Database can be added too, but it will cost you more license in databse software.
I add a test send email after send email in x times to make sure it is works well; this test email is send to my self or dummy inbox and an application to check the test email that is the same email that send and receive. If it is the same, sending pending email will continue again
Another way if you are using MS Exchange, you can use message queue by utilize its web service to queue send. This is an easy way but you need license.
You can see on MSDN library how to utilize MS Exchange web service.
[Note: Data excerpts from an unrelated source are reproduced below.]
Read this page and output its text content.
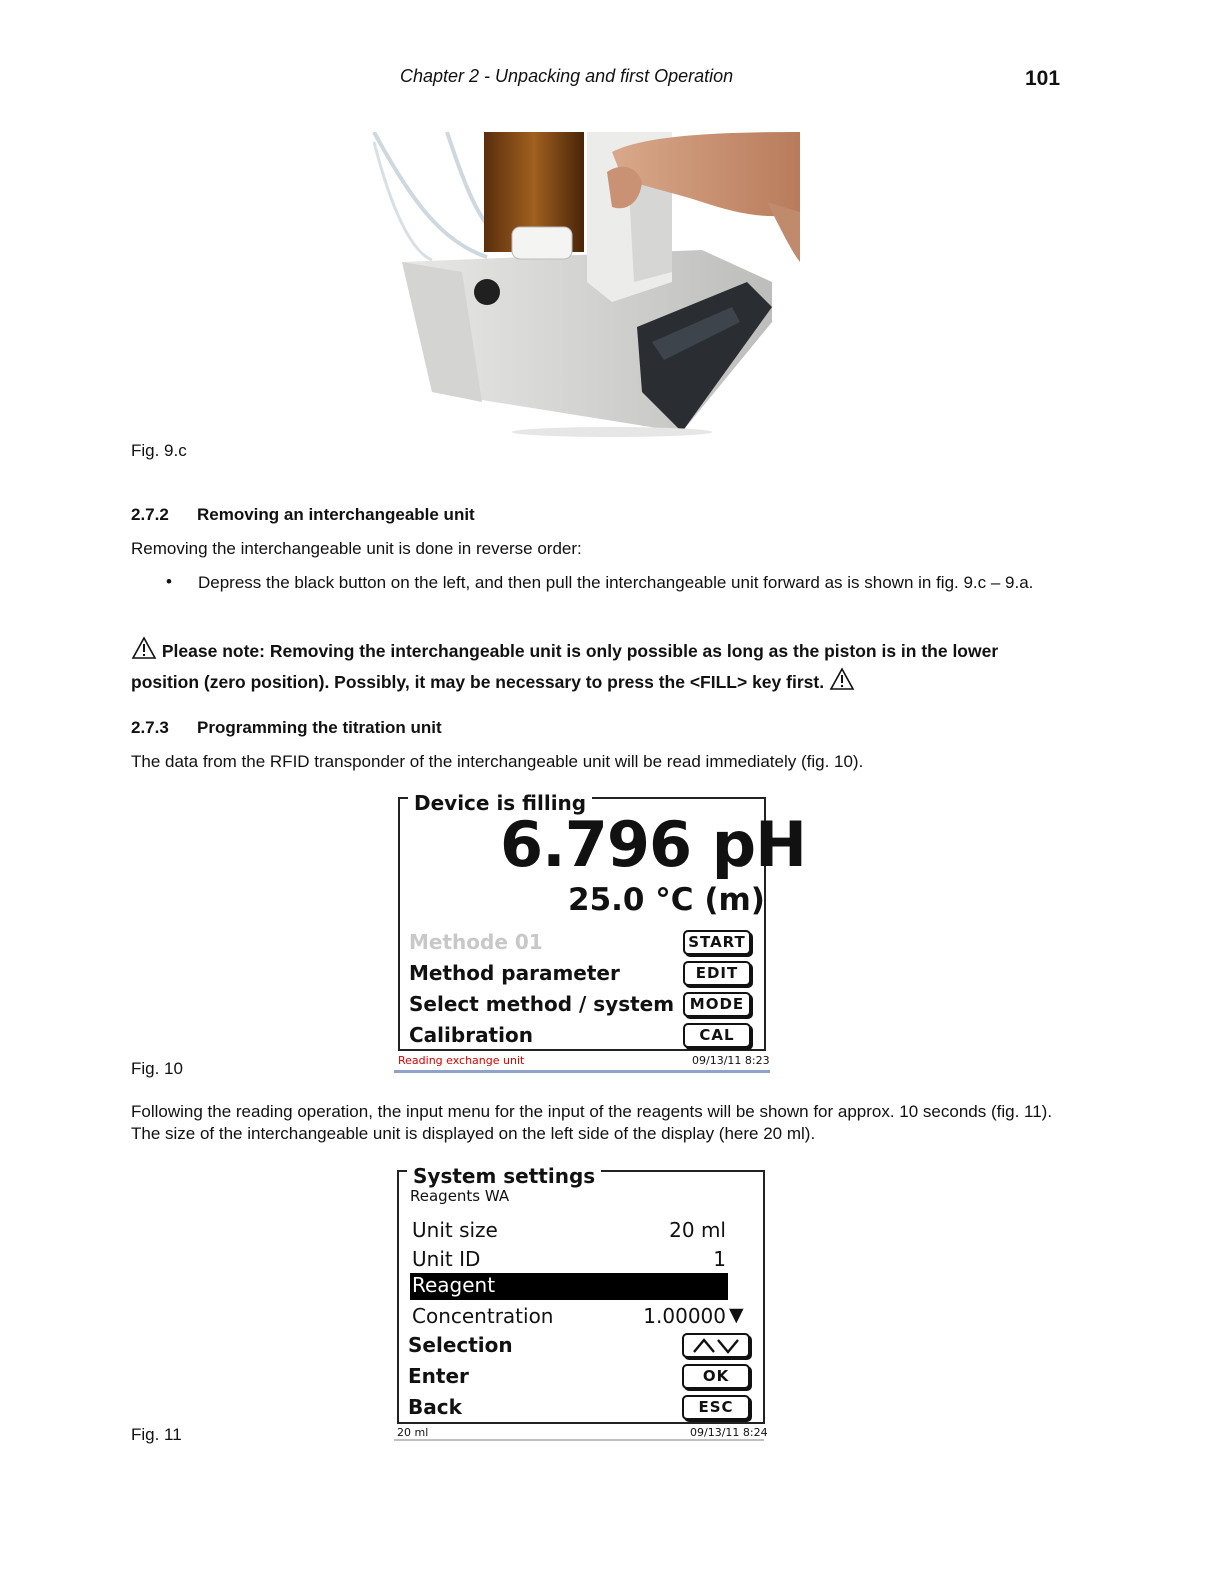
Chapter 2 - Unpacking and first Operation	101
Fig. 9.c
2.7.2 Removing an interchangeable unit
Removing the interchangeable unit is done in reverse order:
• Depress the black button on the left, and then pull the interchangeable unit forward as is shown in fig. 9.c – 9.a.
Please note: Removing the interchangeable unit is only possible as long as the piston is in the lower position (zero position). Possibly, it may be necessary to press the <FILL> key first.
2.7.3 Programming the titration unit
The data from the RFID transponder of the interchangeable unit will be read immediately (fig. 10).
Device is filling
6.796 pH
25.0 °C (m)
Methode 01	START
Method parameter	EDIT
Select method / system	MODE
Calibration	CAL
Reading exchange unit	09/13/11 8:23
Fig. 10
Following the reading operation, the input menu for the input of the reagents will be shown for approx. 10 seconds (fig. 11). The size of the interchangeable unit is displayed on the left side of the display (here 20 ml).
System settings
Reagents WA
Unit size	20 ml
Unit ID	1
Reagent
Concentration	1.00000 ▼
Selection
Enter	OK
Back	ESC
20 ml	09/13/11 8:24
Fig. 11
You can use an email server like hmail. In order to push emails into a queue, you can push them to a mail server. To do that, you can write a windows form application that has a timer object that checks every row that has a Status 0(not sent) in email table. When the thread sends it to the mail server, it will be marked as 1(sent).
You can also classify your emails if you use DB. Different actions can send different emails. You can store this info in DB also so that your windows form application thread will now which email template to send.

Building a Email Sender Service

I have a couple of web applications which all utilize sending emails whether it be by contact form, or some kind of notification updates etc.
The problem I have found is that there isn't really any way to track the emails which are being sent from the web applications, so I've come up with a possible solution:
It's pretty straight forward really - instead of having each web application sending the emails themselves I would like to unify the process by creating a central Email Sender Service.
In basic terms, each application would just create a row in a 'Outbound Emails' table on the database with To,From,Subject,Content data.
The Email Sender Service (Win Service) would then pick the emails from the outbox, send them and then mark as sent.
Even though I would store 'basic email' information (to,from,subject,content) in the database, what I would really like to do is also store the 'MailMessage' object itself so that the Email Sender Service could then de-serialize the original MailMessage as this would allow any application to fully customize the email.
Are there any problems with using the MailMessage object in this way?
Update: Another objective, is to store a log of emails that have been sent - hence the reason for using a database.
A far better architecture is to have the applications call some sort of public interface on the send email service. The service itself can then be responsible for recording send in a database.
This architecture means that the database becomes internal to the service and so reduces the coupling between your applications (each application knows about a relatively small public contract rather than a database schema). It also means that if you do find some problem with storing MailMessage objects in the database then you can change the storage method without updating all of your clients.
Why use the database? Simply have the applications call your email service directly, providing all information.
If you'd like to queue up the sends, then you can use a net.msmq binding with WCF, which will store the requests in a reliable queue that the service would read from. All of this would be done for you.